The Roosevelt family comes
alive in Morris's telling. Wife Edith remains as private as ever, but always
loving and supportive. All TR's sons go off to war, and Quentin, the dashing
pilot, dies in combat with a German ace. TR's grief at his sons' injuries and
Quentin's death remains a private matter, but Morris lifts the curtain for us.

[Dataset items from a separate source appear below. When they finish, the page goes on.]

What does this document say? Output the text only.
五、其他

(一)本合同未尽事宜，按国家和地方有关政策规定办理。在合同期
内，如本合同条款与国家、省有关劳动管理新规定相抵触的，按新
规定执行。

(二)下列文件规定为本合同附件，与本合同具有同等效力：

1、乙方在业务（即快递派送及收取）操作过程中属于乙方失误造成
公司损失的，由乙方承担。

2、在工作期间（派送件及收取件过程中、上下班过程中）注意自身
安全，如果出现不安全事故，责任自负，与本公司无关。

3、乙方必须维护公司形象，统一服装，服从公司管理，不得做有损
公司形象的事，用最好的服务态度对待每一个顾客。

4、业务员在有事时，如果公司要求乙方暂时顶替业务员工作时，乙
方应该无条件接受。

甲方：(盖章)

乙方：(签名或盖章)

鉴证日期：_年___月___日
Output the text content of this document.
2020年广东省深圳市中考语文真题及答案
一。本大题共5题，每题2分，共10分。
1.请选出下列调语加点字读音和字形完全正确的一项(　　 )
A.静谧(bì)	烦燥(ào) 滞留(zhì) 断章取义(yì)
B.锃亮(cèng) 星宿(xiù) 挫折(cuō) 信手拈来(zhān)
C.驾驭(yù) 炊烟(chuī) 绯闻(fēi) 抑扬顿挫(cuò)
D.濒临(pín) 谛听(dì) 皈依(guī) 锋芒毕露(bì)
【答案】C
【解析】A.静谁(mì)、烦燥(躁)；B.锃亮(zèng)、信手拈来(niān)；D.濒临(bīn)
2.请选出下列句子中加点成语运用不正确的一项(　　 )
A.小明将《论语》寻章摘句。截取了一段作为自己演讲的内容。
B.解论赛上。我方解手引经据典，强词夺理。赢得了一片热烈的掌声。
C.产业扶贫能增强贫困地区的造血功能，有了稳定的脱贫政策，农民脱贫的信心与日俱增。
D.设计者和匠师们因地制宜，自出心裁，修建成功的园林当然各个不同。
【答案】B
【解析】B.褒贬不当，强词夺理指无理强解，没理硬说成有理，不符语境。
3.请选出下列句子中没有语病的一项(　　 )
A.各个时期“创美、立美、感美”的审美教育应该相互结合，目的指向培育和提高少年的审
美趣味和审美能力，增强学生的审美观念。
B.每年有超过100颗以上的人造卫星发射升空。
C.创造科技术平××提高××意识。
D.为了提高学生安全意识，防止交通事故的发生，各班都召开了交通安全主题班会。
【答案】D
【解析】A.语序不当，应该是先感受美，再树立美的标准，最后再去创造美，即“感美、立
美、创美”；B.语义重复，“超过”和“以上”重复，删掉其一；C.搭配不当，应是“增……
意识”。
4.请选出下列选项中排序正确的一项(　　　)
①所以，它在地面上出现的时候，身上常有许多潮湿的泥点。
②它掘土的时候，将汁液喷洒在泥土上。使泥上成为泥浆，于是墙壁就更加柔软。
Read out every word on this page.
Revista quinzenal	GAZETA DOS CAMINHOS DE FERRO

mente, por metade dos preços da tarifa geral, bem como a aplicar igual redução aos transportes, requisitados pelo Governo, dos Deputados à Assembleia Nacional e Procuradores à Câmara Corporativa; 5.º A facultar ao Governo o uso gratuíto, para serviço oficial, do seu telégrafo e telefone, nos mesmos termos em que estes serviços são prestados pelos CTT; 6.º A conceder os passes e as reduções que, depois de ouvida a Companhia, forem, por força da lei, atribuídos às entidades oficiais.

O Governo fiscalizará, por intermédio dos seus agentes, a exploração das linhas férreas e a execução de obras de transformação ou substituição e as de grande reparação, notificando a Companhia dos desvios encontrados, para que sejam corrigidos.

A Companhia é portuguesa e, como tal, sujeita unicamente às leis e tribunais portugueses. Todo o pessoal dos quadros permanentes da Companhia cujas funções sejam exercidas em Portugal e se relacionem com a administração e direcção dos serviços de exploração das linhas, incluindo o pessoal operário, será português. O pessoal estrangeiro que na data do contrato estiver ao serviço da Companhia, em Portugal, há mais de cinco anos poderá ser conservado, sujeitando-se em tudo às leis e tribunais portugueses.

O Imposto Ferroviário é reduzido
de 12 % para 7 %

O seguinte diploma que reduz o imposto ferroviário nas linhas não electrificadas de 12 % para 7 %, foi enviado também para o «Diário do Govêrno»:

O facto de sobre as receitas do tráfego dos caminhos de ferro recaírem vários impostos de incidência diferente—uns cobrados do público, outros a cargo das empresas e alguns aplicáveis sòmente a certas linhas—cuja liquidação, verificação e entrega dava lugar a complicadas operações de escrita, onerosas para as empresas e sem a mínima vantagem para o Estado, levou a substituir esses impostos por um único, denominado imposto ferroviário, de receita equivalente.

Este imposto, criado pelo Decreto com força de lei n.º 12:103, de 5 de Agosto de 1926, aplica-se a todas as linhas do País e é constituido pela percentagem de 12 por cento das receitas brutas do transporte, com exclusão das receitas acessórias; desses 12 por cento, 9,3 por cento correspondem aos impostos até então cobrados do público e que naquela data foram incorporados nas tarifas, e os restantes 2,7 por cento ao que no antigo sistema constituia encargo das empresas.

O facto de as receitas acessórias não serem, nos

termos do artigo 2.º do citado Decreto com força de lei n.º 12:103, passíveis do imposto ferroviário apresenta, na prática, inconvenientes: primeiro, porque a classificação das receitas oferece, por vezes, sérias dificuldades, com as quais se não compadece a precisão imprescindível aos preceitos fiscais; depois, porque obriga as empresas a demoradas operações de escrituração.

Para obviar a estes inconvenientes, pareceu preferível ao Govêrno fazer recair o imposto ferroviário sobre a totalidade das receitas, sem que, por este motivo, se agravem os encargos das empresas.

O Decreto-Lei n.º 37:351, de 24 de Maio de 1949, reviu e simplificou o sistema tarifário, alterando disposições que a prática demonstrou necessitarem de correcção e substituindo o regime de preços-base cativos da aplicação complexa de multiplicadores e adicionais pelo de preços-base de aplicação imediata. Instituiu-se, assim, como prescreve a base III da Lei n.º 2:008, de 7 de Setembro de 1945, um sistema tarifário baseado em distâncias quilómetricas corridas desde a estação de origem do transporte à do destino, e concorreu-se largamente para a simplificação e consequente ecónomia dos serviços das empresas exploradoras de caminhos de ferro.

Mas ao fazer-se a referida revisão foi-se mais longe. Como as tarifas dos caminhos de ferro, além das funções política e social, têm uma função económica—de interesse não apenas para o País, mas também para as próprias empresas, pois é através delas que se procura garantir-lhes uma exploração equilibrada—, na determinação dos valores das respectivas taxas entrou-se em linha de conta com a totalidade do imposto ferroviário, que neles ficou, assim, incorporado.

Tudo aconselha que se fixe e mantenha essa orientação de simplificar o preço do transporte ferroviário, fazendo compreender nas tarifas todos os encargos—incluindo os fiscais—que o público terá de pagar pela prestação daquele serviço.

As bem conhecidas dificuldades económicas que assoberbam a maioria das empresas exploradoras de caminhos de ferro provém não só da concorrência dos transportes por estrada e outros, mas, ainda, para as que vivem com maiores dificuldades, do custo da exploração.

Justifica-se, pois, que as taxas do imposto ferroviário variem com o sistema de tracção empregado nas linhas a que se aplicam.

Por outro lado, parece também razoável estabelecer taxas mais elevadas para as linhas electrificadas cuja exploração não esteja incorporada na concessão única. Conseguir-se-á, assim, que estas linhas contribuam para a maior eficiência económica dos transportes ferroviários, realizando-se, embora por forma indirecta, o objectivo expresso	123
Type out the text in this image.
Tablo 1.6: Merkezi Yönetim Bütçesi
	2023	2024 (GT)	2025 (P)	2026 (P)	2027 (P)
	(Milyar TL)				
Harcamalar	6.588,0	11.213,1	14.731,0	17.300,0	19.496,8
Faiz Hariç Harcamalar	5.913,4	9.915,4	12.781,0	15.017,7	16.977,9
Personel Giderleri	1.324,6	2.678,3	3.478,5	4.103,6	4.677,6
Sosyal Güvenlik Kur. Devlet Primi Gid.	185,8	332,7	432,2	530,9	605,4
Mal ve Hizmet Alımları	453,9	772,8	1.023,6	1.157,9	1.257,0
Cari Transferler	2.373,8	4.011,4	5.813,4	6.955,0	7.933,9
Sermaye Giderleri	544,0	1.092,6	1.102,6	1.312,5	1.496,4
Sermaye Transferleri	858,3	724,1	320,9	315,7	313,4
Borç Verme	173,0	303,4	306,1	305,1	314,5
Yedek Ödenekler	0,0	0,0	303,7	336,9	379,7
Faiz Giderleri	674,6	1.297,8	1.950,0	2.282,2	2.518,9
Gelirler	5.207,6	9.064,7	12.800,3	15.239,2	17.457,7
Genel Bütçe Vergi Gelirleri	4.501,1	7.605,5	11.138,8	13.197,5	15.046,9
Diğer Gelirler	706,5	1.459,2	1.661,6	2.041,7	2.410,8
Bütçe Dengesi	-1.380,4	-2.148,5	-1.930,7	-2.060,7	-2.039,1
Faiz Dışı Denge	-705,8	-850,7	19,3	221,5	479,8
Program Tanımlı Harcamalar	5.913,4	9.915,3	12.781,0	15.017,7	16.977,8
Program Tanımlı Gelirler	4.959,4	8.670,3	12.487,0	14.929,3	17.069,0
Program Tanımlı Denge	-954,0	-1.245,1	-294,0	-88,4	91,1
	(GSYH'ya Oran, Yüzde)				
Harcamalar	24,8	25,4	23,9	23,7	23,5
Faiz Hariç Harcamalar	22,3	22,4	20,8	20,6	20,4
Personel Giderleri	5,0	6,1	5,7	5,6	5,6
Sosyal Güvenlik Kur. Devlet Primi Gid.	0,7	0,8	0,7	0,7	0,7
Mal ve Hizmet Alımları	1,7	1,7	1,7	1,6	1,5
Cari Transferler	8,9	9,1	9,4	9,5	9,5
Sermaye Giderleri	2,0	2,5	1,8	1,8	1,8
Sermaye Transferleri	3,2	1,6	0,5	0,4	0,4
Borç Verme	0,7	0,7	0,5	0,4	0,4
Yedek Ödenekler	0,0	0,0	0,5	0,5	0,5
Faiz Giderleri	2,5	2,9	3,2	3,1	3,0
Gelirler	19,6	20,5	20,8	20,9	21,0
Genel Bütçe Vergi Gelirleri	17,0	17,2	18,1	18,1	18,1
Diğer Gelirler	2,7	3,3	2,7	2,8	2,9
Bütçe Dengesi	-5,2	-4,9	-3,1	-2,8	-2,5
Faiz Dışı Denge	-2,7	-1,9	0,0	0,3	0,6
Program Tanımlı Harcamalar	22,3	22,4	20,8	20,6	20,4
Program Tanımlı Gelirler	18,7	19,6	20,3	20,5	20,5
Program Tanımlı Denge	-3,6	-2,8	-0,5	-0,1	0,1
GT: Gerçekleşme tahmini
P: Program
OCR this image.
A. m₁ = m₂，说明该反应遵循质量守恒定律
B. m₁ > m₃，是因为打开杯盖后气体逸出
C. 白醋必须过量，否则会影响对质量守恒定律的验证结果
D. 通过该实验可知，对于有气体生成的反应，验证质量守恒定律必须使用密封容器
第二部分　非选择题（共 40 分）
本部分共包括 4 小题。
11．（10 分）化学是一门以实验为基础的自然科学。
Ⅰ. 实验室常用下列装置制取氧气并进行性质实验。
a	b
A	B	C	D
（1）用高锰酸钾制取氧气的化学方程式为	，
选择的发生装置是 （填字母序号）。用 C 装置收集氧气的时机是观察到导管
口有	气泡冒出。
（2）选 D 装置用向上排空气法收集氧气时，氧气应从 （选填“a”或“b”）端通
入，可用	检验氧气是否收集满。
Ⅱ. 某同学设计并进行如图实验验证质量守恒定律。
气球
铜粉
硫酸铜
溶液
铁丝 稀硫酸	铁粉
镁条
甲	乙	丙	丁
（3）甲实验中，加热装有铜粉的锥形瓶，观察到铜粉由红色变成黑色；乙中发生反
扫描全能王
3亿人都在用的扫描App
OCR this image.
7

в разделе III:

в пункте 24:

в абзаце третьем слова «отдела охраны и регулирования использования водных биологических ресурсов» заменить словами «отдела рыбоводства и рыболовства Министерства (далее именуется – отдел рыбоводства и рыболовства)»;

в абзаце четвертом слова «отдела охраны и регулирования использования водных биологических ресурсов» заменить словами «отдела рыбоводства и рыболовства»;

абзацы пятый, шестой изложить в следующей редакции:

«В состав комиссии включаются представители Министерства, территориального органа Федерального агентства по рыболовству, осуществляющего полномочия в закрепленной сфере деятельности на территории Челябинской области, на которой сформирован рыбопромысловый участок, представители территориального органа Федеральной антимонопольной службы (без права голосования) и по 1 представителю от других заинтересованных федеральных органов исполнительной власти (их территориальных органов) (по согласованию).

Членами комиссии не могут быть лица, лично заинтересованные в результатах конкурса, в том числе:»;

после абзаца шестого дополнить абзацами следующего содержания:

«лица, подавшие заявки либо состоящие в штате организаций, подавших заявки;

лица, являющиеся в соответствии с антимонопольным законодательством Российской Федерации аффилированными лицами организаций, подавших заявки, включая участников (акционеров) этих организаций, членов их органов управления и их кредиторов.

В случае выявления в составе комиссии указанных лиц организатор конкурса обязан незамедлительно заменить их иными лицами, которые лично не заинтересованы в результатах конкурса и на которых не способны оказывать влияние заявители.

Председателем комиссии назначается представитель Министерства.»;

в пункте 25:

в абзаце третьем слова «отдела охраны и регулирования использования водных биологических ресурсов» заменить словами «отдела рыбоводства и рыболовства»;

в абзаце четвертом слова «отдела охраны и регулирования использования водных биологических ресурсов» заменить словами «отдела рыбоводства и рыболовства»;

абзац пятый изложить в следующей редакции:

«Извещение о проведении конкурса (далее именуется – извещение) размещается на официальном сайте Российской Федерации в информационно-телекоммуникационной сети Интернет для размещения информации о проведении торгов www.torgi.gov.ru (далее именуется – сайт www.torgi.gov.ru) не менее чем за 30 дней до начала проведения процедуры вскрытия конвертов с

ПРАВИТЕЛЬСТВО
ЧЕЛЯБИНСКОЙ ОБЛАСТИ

Colonel Roosevelt settles some scores with academic historians who
pummeled Morris for his unorthodox narrative approach to his Reagan biography,
in a set piece in which TR lectures at the American Historical
Association:
"The imaginative
power demanded for a great historian is different from that demanded for a
great poet; but it is no less marked. Such imaginative power is in no sense
incompatible with minute accuracy. On the contrary, very accurate, very real,
very vivid, presentation of the past can come only from one in whom the
imaginative gift is strong."
With this book, Morris
rests his case.
Richard Pious
is Adolph and Effie Ochs Professor at Barnard College and the Graduate School
of Arts and Sciences, Columbia University. He is the author of The President, Congress and the Constitution (1984), The War on Terrorism and the Rule of Law (2006), and Why Presidents Fail (2008).